Jane Dillon adds that design doesn’t simply exist on the drawing board in the rarefied atmosphere of the studio – it’s a stage of manufacturing and dependent upon industries that are male domains. “When I started at college I hadn’t a clue about how to use the machinery in the workshop. The male students were all ‘handymen’. I had no preconceived ideas about how to make things, so my work was different, more sculptural. Female students I’ve taught are less constricted by convention.”

This unconventionality is an undoubted plus point for a designer, but may not survive after college. Years later Dillon was introduced to the head of an international office furniture company at a launch party for one of her products. “He didn’t say a word and just walked away. He couldn’t comprehend that I was the designer.” In the factory, she thinks women have to over-compensate and be “twice as professional – drawings on the backs of envelopes just won’t do,” while also remaining sensitive to the expertise of the development team and the possible discomfort they may feel at having a woman in charge.

Graphic designer Siobhan Keaney worked for large consultancies including Smith and Milton, Robinson Lambie-Nairn and Davies Associates during the 1980s. She now works independently – helped by an administrator, Deborah Tilly, and often in collaboration with photographer Robert Shackleton – on corporate identities and brochures for clients ranging from multinationals to exclusive fashion retailers. She is succeeding on her own but believes the male-dominated UK design environment takes its toll on many women. Keaney has taught in the Netherlands, the US and the UK and thinks inequalities in confidence between male and female students were most marked in Britain. “Design is full of people shouting very loudly about their own abilities,” she says. “Women have to shout loudly too, because nothing changes without a struggle.”

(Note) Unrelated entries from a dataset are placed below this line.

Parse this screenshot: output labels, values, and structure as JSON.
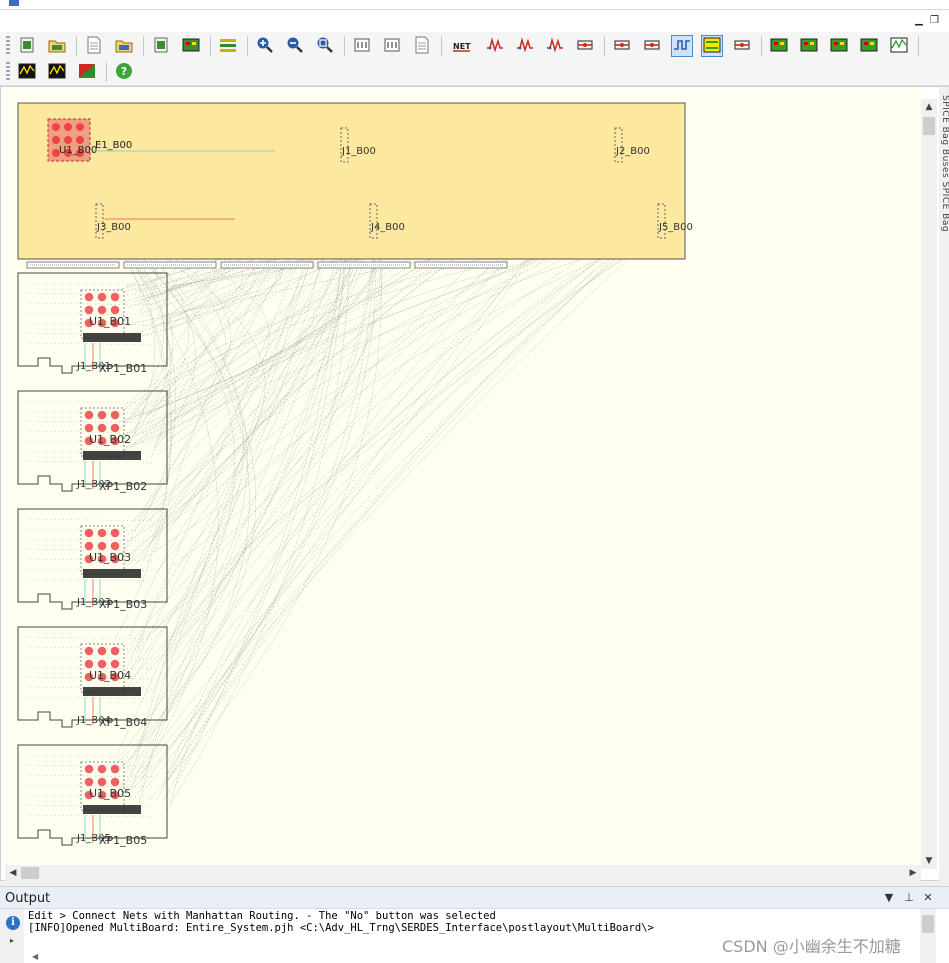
{
  "toolbar": {
    "row1": [
      {
        "name": "new-project-icon",
        "color": "#3c8d2f"
      },
      {
        "name": "open-project-icon",
        "color": "#3c8d2f"
      },
      {
        "name": "new-file-icon",
        "color": "#7a7a7a"
      },
      {
        "name": "open-file-icon",
        "color": "#2f6fbf"
      },
      {
        "name": "copy-board-icon",
        "color": "#3c8d2f"
      },
      {
        "name": "board-settings-icon",
        "color": "#3c8d2f"
      },
      {
        "name": "layer-stack-icon",
        "color": "#c8b400"
      },
      {
        "name": "zoom-in-icon",
        "color": "#2c5ca8"
      },
      {
        "name": "zoom-out-icon",
        "color": "#2c5ca8"
      },
      {
        "name": "zoom-fit-icon",
        "color": "#2c5ca8"
      },
      {
        "name": "matrix-icon",
        "color": "#555555"
      },
      {
        "name": "measure-icon",
        "color": "#555555"
      },
      {
        "name": "report-icon",
        "color": "#8a8a8a"
      },
      {
        "name": "netlist-icon",
        "color": "#cc2a1e"
      },
      {
        "name": "signal-integrity-icon",
        "color": "#cc2a1e"
      },
      {
        "name": "waveform-icon",
        "color": "#cc2a1e"
      },
      {
        "name": "crosstalk-icon",
        "color": "#cc2a1e"
      },
      {
        "name": "terminator-icon",
        "color": "#cc2a1e"
      },
      {
        "name": "connector-icon",
        "color": "#cc2a1e"
      },
      {
        "name": "coupled-lines-icon",
        "color": "#cc2a1e"
      },
      {
        "name": "manhattan-route-icon",
        "color": "#2c5ca8",
        "active": true
      },
      {
        "name": "connect-nets-icon",
        "color": "#2f9f2f",
        "active": true
      },
      {
        "name": "route-wizard-icon",
        "color": "#cc2a1e"
      },
      {
        "name": "board-red-icon",
        "color": "#3a9a2a"
      },
      {
        "name": "board-green-icon",
        "color": "#3a9a2a"
      },
      {
        "name": "board-yellow-icon",
        "color": "#3a9a2a"
      },
      {
        "name": "board-multi-icon",
        "color": "#3a9a2a"
      },
      {
        "name": "scope-icon",
        "color": "#1e1e1e"
      }
    ],
    "row2": [
      {
        "name": "eye-diagram-icon",
        "color": "#2e7d2e"
      },
      {
        "name": "spectrum-icon",
        "color": "#2e7d2e"
      },
      {
        "name": "color-map-icon",
        "color": "#cc2a1e"
      },
      {
        "name": "help-icon",
        "color": "#3aa63a"
      }
    ]
  },
  "side_tab": {
    "label": "SPICE Bag Buses SPICE Bag"
  },
  "boards": [
    {
      "ref": "U1_B01",
      "conn": "J1_B01",
      "conn2": "XP1_B01"
    },
    {
      "ref": "U1_B02",
      "conn": "J1_B02",
      "conn2": "XP1_B02"
    },
    {
      "ref": "U1_B03",
      "conn": "J1_B03",
      "conn2": "XP1_B03"
    },
    {
      "ref": "U1_B04",
      "conn": "J1_B04",
      "conn2": "XP1_B04"
    },
    {
      "ref": "U1_B05",
      "conn": "J1_B05",
      "conn2": "XP1_B05"
    }
  ],
  "top_panel": {
    "labels": [
      "E1_B00",
      "U1_B00",
      "J1_B00",
      "J2_B00",
      "J3_B00",
      "J4_B00",
      "J5_B00"
    ]
  },
  "output": {
    "title": "Output",
    "line1": "Edit > Connect Nets with Manhattan Routing. - The \"No\" button was selected",
    "line2": "[INFO]Opened MultiBoard: Entire_System.pjh <C:\\Adv_HL_Trng\\SERDES_Interface\\postlayout\\MultiBoard\\>"
  },
  "watermark": "CSDN @小幽余生不加糖"
}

Even though a much larger percentage of the graphic design community than the industrial design profession is female, the household names are disproportionately male. “Graphic design has a ‘laddish’ reputation, especially typography, because it’s dominated by a gang of men with train-spotter tendencies,” says Keaney, who also recognises that distinctly male ability to compartmentalise emotional and professional lives is made explicit in a design aesthetic – the controlled, defined, “everything in boxes” way of working. She prefers to work spontaneously and in collaboration: “Rob and I get in the photography studio and just move things around until we’re happy. The client has to trust to the outcome, but I can foster that trust, and I can please myself, so I never get bored.” The results directly challenge the media myth of the lone, heroic (male) designer.

The recession took its toll on the number of women working in design. Part-time lecturing posts were axed, and female support staff were often the first out the door. But without women working at every level of the industry, we will end up with a mono-culture, which breeds myopia. Women bring different tastes, priorities, sympathies, viewpoints, experiences and ideas to the design process.

The five women quoted in this article encountered “institutionalised” sexism in the design profession, but still managed to succeed. To learn from their experiences we first have to acknowledge that sexism exists. As well as demanding equal pay and flexible working hours, we should practice positive discrimination by publicising women’s achievements and creating more prominent role models.

Such a shift might just be the spur that would ensure that women designers are not always asked to think like men, or to produce work that is overtly feminine, but can be set free to let their own perceptions create alternative responses.

Perhaps by teaching the history of feminism as a movement that fell victim to a conservative media-led backlash, we can get gender, not separatism, back on the agenda.